In situ real-time tracing of hierarchical targeting nanostructures in drug resistant tumors using diffuse fluorescence tomography

Guo, QQ (Guo, Qianqian)^{[ 1 ]} ; Wang, YY (Wang, Yangyun)^{[ 2 ]} ; Zhang, LM (Zhang, Limin)^{[ 3 ]} ; Zhang, P (Zhang, Peng)^{[ 4 ]} ; Yu, YJ (Yu, Yunjian)^{[ 1 ]} ; Zhang, YQ (Zhang, Yanqi)^{[ 3 ]} ; Li, CX (Li, Chaoxing)^{[ 1 ]} ; Jiang, SY (Jiang, Shaoyi)^{[ 4 ]} ; Zhang, XG (Zhang, Xinge)^{[ 1 ]}

CHEMICAL SCIENCE, 2019, 10(34): 7878-7886

DOI: 10.1039/c9sc01841g

摘要

Nanoparticles that respond to specific endogenous or exogenous stimuli in tumor tissues are actively being developed to address multidrug resistance owing to multiple advantages, including a prolonged circulation time, enhanced permeability and retention effect, and superior cellular uptake.
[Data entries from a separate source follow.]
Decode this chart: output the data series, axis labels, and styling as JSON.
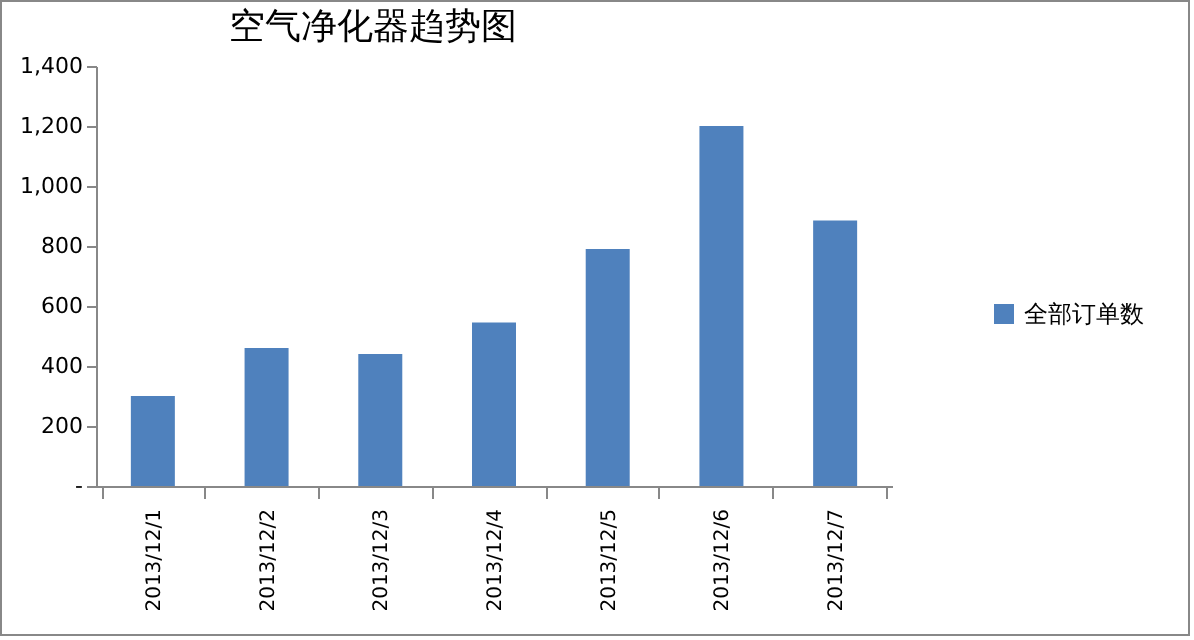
{
  "chart_data": {
    "type": "bar",
    "title": "空气净化器趋势图",
    "categories": [
      "2013/12/1",
      "2013/12/2",
      "2013/12/3",
      "2013/12/4",
      "2013/12/5",
      "2013/12/6",
      "2013/12/7"
    ],
    "series": [
      {
        "name": "全部订单数",
        "color": "#4f81bd",
        "values": [
          300,
          460,
          440,
          545,
          790,
          1200,
          885
        ]
      }
    ],
    "ylim": [
      0,
      1400
    ],
    "yticks": [
      {
        "value": 0,
        "label": "-"
      },
      200,
      400,
      600,
      800,
      {
        "value": 1000,
        "label": "1,000"
      },
      {
        "value": 1200,
        "label": "1,200"
      },
      {
        "value": 1400,
        "label": "1,400"
      }
    ],
    "grid": false,
    "legend": "right"
  }
}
Although some exciting results have been obtained, existing nanoparticles have limited routes to overcome the drug resistance of tumor cells; this limitation results in a failure to ablate resistant tumors via intravenous administration. To resolve this dilemma, we developed a smart theranostic nanoplatform with programmable particle size, activatable target ligands and in vivo multimodal imaging. This nanoplatform, which includes stealth zwitterionic coating, was shown to be quickly trapped in tumor tissue from the blood circulation within 5 min. Subsequently, the targeting moieties were activated in response to the acidic tumor microenvironment by triggering the zwitterionic shell detachment, driving the peeled nanoparticles to penetrate into tumor cells. These smart nanoparticles completely inhibited drug-resistant tumor growth and did not cause any damage to normal organ tissues in live animals. The designed nanoplatforms simultaneously acted as a nanoprobe for fluorescence imaging. Moreover, we also used noninvasive pharmacokinetic diffuse fluorescence tomography (DFT) to dynamically monitor and in situ real-time trace the nanoplatforms' behavior throughout the entire tumor in live animals. The nanoplatforms enabled rapid drug accumulation and deep penetration throughout the entire tumor. The rate of drug accumulation after the administration of nanoplatforms was five-fold higher compared with that after the administration of the free drug, which resulted in increased drug delivery efficiency and improved antitumor efficacy. Collectively, this hierarchical vehicle design provides promising insights for the development of theragnosis for multidrug resistant tumors.